And how is the situation change with digital tools? Overwhelming complexity is strikingly simple thing to do on a computer. The repetition of beats has come a long way from being only available at shamanic rituals to being the most trivial thing to click on a drum machine.
Since the popularization of digital music we have been confronted with musicians on stage who have literally nothing to do anymore other than staring blankly into laptop screens. Each digital tool had pushed music to a new level. What does this mean for music makers and music lovers?

Peter Kirn


The fourth panel about the changing role of the human body in Dance Music and Music Making will be moderated by Peter Kirn.
Classically trained in composition and piano, he is now focussing on live electronic performance, founded the blog http://createdigitalmusic.com and co-created the open source synthesizer MeeBlip.

Sam Aaron


Computer programming is often seen as an utterly abstract and autistic process, but the composer, scientist and software developer Sam Aaron stages the act of computer programming as a impovised musical performance. Sam believes that a programming environment which has sufficient liveness, rapid feedback and tolerance of failure to support the live performance of music is an environment ripe for mining novel ideas. He developed various music live coding environments -  lately SonicPi to teach programming within schools on the 30EUR microcontroller board RaspberryPi.

 

For NODE he will use SonicPi, to impovise on classic dance tracks. He will start with a blank editor window and program sounds, rhythms and melodic fragments one by one to get the dance floor boiling.  

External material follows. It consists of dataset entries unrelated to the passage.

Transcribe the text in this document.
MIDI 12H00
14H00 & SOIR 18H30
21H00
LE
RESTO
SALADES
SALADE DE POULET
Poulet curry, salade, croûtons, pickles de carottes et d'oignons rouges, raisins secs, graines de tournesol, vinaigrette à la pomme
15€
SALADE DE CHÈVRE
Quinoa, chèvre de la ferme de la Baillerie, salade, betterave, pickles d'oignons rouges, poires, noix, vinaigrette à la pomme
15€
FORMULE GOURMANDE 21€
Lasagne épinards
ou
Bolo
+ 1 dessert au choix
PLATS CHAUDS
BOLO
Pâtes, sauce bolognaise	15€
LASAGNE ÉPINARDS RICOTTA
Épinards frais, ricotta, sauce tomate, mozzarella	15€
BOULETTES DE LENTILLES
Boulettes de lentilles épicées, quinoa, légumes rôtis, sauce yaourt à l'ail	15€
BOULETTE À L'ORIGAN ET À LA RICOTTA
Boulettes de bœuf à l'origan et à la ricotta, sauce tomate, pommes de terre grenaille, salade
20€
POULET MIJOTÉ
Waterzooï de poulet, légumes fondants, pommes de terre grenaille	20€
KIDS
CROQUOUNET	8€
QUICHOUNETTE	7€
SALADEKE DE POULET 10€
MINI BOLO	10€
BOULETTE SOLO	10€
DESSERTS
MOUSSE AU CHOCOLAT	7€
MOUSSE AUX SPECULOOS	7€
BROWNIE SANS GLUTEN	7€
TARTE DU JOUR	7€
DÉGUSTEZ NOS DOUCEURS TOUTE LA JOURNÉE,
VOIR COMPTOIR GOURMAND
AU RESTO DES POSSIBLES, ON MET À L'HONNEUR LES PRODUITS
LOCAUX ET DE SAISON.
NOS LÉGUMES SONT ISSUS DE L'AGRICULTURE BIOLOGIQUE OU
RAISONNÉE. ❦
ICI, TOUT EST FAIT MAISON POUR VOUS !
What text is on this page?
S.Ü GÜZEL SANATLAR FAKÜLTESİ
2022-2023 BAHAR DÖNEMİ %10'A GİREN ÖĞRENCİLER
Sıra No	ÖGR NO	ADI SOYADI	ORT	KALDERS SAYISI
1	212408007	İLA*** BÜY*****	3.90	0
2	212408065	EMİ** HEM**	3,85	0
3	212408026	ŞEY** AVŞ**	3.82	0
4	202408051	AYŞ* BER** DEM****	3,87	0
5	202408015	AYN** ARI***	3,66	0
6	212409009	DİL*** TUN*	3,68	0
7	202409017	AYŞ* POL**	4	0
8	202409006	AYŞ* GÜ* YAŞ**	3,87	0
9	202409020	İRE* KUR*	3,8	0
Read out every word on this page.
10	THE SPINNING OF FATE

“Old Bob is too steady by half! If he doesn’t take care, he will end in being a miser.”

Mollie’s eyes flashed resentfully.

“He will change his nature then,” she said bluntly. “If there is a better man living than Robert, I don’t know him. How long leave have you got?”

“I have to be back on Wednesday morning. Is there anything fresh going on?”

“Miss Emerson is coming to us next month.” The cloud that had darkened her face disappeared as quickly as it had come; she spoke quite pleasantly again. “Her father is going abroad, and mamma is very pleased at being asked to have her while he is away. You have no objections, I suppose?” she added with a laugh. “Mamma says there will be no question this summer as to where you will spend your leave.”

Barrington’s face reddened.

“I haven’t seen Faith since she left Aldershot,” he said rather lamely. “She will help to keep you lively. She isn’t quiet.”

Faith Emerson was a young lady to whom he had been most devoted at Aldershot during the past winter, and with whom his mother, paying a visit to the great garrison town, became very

Sam will do a SonicPi workshop on saturday 2nd may from 10 am to 1 pm.

Robert Henke

Live performances of electronic and especially dance music have been revolutionized by a software aptly named “Live” conceived by Robert Henke with his partners at Ableton in 1999. Coming from a strong engineering background, developing his own audiovisual instruments and algorithms has always been an integral part of his creative process.   

 

In the sympoisum he will share his views about a tool initally made for performing his own musical compositions which has changed the way dance music is performed and experienced.
On saturday NODE will present the  audiovisual performance Lumière by Robert Henke.Powerful lasers draw rapid morphing shapes precisely synched with carefully crafted sonic events to create a situation of total audiovisual synesthesia. Lumière is an immersive multi sensory experience, exploring the limits and possibilities of a commonly underrated medium.

Gregor Schwellenbach


Gregor Schwellenbach plays twelve different classical instruments, programs electronic compositions for performance spectacles, conducts music for ads, produces radio plays and even wrote an opera about sugar. In 2013 he separated 20 KOMPAKT label classics from their dance roots and re-recorded them as chamber music. For NODE he will play dance music on an instrument whose user interface design was first developed in 1397 and will discuss how it feels to do so.

21:30 Closing Concert Repetitive Beats and Repetivie Conditionals

Two concerts by Sam Aaron and Gregor Schwellenbach will merge the themes of the symposium. They will show two potential futures of digital music. Robert Henkes performance on saturday will show another future.

What is the roles of interfaces - Be it a piano keyboard (invented 1397) or the emacs keyboard (invented 1976)? What is the role of tools in digital music making? For the performer? For the listener? What can be expected from a performance of digital music?

Concert only tickets are available:

 

Raspberry Pi: Sam Aaron (UK)

 

Sam Aaron will use SonicPi, to improvise on classic dance tracks. He will start with a blank editor window and program sounds, rhythms and melodic fragments one by one to get the dance floor boiling.

Piano: Gregor Schwellenbach (Kompakt, Cologne)

 

Gregor Schwellenbach will improvise classic dance tracks on a grand piano. He takes the lessons learned from electronic music and uses them to play with his hands on a classical instrument.